The documentary spends most of its brief time, it is only an hour long, listening to three people who knew him either through work or as a friend. Laura Betti was in several of his films; Alberto Moravia, the gifted intellectual leftist writer, traveled to Morocco with him and had supper with him almost every evening; and, Antonietta Macciochi is an editor of a communist newspaper in which he wrote a free-wheeling column, which was often critical of the parties lack of tolerance.

From Moravia we learned that he didn’t like nice people, he preferred to hang out with the poor boys he met in the suburbs who were hard-edged and didn’t quite fit into society. He identfied very much with thieves. He was considered by some to be one of the great intellectual poets of the 1950s, having received much recognition for his ‘Gramsci’s Ashes.’ Moravia goes on to say that he had a yearning for Italy to have a leftist point of view, to go back to the glory days of the Roman Empire and the Renaissance. Macciochi tells how he was a Communist but was forced to resign from the party after going to court many times, accused of homosexuality and corrupting the morals of minors. She found him to be non-dogmatic philosopher, trying to appeal to the common man on the grounds that their life could be ideal. He felt that mass culture was killing the people with its consumerism and materialistic messages. Through Laura Betti’s eyes we sample a few of his films and how he interacted with the film people.

Pasolini idolized Fellini whom he wrote scripts for and who gave him a chance to shoot a film for the first time, but the script was not accepted by Fellini as a good enough work for him to use. The result was that Pasolini left Fellini and made his directorial debut in a film which covered the seamy side of life in Rome, Accattone (1961). It was different in style than other films at the time and was received very well by the critics. He concentrated on films during this period; The Gospel According to St.

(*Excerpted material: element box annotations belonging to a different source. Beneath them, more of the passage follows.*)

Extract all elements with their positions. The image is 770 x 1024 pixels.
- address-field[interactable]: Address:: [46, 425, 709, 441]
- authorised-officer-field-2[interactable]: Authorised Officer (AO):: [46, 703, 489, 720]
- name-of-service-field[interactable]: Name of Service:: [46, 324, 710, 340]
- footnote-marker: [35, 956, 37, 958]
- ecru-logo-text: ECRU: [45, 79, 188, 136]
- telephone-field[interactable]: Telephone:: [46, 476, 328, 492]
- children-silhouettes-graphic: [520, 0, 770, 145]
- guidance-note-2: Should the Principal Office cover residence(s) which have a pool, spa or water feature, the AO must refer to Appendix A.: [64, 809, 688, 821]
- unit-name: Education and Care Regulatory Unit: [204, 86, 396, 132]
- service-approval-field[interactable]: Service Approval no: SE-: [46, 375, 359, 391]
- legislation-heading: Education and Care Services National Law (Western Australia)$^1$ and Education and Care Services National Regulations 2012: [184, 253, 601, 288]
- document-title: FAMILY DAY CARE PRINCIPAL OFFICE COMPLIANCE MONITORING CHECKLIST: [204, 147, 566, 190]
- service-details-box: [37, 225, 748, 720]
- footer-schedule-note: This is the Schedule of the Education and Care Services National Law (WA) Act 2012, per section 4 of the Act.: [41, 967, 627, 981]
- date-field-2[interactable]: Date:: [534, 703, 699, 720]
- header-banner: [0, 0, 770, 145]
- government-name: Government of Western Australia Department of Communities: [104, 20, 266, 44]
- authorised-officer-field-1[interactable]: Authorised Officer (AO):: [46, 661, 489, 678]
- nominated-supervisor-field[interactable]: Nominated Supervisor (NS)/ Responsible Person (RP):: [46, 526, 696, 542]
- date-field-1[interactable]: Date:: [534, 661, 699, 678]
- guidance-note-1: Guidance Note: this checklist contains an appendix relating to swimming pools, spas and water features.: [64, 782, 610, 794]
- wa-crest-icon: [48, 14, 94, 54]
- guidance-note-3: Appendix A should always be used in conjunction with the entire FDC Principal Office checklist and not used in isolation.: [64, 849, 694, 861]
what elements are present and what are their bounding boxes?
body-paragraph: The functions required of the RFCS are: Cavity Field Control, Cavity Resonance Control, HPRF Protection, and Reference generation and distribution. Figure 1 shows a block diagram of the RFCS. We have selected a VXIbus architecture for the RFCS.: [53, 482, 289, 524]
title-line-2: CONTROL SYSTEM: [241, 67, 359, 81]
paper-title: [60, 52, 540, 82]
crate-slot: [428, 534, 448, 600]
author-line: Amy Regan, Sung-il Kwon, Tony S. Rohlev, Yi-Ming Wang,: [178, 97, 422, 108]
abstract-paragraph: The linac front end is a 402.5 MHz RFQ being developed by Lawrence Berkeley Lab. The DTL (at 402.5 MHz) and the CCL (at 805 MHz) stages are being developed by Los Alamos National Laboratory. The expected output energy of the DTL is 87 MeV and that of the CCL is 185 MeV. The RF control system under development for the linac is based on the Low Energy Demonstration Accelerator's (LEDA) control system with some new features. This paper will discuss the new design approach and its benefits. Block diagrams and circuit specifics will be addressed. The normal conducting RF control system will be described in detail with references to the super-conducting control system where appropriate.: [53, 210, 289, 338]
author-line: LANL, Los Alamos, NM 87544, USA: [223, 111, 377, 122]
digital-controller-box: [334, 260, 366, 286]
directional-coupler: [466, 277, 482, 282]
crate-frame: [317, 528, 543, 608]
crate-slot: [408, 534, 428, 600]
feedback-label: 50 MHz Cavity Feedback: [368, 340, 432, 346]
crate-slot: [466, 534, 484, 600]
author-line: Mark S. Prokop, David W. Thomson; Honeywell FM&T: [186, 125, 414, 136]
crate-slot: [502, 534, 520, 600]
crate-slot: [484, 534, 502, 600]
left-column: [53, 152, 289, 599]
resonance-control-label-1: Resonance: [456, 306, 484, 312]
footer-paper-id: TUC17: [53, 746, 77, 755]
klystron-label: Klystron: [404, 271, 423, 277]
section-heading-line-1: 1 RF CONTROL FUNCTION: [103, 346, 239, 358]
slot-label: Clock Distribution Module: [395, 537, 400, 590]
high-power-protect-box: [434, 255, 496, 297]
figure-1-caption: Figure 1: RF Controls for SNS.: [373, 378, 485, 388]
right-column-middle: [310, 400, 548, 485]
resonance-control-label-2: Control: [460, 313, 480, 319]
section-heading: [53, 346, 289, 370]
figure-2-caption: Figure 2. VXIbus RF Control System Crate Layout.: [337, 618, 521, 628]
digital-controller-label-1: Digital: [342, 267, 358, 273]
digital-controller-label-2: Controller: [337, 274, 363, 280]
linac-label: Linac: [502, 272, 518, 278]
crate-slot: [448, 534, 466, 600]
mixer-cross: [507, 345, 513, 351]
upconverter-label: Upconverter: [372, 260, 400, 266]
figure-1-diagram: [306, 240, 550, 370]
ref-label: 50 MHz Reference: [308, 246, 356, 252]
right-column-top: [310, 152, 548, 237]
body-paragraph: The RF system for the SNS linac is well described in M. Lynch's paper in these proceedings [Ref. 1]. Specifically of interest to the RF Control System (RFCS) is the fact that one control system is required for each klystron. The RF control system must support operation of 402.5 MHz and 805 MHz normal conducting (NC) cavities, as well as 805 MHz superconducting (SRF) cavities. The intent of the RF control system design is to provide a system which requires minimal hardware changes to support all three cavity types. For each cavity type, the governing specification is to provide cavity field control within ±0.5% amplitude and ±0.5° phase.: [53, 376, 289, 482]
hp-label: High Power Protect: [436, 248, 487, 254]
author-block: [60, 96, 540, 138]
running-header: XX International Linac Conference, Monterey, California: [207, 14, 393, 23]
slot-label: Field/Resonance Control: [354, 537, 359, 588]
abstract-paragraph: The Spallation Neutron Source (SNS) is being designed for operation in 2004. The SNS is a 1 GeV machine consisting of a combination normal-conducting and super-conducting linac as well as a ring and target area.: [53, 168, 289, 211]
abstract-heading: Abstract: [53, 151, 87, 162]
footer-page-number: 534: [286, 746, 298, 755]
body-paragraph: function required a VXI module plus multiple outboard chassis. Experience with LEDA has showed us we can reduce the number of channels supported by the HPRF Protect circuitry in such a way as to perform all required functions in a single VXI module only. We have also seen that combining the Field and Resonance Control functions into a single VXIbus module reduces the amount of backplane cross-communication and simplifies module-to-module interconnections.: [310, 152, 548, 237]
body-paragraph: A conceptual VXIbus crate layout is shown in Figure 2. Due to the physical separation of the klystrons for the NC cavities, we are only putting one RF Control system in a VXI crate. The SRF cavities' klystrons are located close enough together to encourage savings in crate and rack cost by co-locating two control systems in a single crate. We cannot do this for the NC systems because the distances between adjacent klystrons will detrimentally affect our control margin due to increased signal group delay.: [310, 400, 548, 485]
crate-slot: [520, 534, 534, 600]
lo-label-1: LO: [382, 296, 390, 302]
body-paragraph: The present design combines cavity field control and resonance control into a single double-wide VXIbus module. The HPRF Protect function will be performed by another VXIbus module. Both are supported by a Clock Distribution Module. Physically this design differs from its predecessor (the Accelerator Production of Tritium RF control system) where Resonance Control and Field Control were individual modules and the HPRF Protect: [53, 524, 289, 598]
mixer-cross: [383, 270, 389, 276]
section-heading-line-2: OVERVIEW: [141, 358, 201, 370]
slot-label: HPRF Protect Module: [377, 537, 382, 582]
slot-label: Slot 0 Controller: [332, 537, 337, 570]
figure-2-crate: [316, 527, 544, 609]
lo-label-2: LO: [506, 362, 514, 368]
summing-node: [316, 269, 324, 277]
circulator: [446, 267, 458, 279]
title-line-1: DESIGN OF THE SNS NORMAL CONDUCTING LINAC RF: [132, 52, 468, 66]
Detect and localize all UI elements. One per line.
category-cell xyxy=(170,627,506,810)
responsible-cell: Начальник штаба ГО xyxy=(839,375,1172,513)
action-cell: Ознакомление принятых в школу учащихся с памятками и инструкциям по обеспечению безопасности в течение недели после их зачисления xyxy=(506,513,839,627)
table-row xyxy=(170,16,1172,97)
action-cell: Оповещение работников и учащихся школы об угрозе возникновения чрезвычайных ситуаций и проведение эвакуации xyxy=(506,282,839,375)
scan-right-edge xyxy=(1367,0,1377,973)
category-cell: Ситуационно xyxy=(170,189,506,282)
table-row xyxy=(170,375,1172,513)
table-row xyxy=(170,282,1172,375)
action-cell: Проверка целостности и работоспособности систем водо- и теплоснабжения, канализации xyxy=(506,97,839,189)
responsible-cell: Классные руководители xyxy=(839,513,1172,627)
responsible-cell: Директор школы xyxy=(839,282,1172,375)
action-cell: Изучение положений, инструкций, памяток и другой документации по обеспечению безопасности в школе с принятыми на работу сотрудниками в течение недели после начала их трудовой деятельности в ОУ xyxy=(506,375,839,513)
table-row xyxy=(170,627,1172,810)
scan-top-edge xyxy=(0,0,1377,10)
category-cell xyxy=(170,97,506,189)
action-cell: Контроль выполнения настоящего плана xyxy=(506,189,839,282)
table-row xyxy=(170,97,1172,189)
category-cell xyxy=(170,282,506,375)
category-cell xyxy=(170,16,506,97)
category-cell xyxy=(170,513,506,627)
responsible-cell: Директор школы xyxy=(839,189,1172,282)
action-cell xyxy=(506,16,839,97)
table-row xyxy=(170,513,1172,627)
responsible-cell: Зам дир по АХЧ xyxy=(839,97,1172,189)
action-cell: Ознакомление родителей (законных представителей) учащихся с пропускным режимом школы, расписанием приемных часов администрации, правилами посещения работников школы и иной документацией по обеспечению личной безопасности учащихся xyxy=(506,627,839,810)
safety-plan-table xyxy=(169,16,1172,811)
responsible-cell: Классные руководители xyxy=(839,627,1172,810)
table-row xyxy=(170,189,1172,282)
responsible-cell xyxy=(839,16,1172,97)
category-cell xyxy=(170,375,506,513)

Matthew (1964) exemplifies the mystic preachings of Christ, as he politically rails against an unjust society that condones waste and corruption. For Pasolini’s Christ, sin is only a crime against daily servitude. Oedipus Rex (1967) was the film that was closest in nature to his upbringing, where the hero slays his father and sleeps with his mother. The film turned out to be visually satisfying to audiences, though not pleasing all the critics. The last film he made, was his most controversial and decadent, Salo (1975). Here he decides to tell the truth as it is–not as he imagines it is. For him, the consumer culture must keep selling their product. He compares it with Hitler’s need to collect human bodies. Pasolini attempted to make his point about current Italian society being like fascism (a bit of a stretch!).

That Pasolini should die so violent a death did not surprise everyone; especially, since he led such a non-conformist existence, one where violence always seemed to be a part of his life even though he was not a violent person himself.

The 17-year-old, Pelosi, the accused murderer, was sentenced to 9-years in jail as a youthful offender and the Italian press had a field day vilifying Pasolini for his moral decadence — almost saying that it was his fault, that his homosexuality caused the crime.

Pasolini, the decadent anti-fascist, pro-communist, homosexual artist, is a key figure in trying to come to grips with modern Italy and its many passions; this documentary provides some useful fodder about him, whether you have followed his career fully or not. Interestingly enough he was working on a book about some kind of modern Paul coming to America to sell his religious beliefs, before his brutal murder.

One thing I can say for sure about Pasolini is that he is always interesting, even if he isn’t always understood.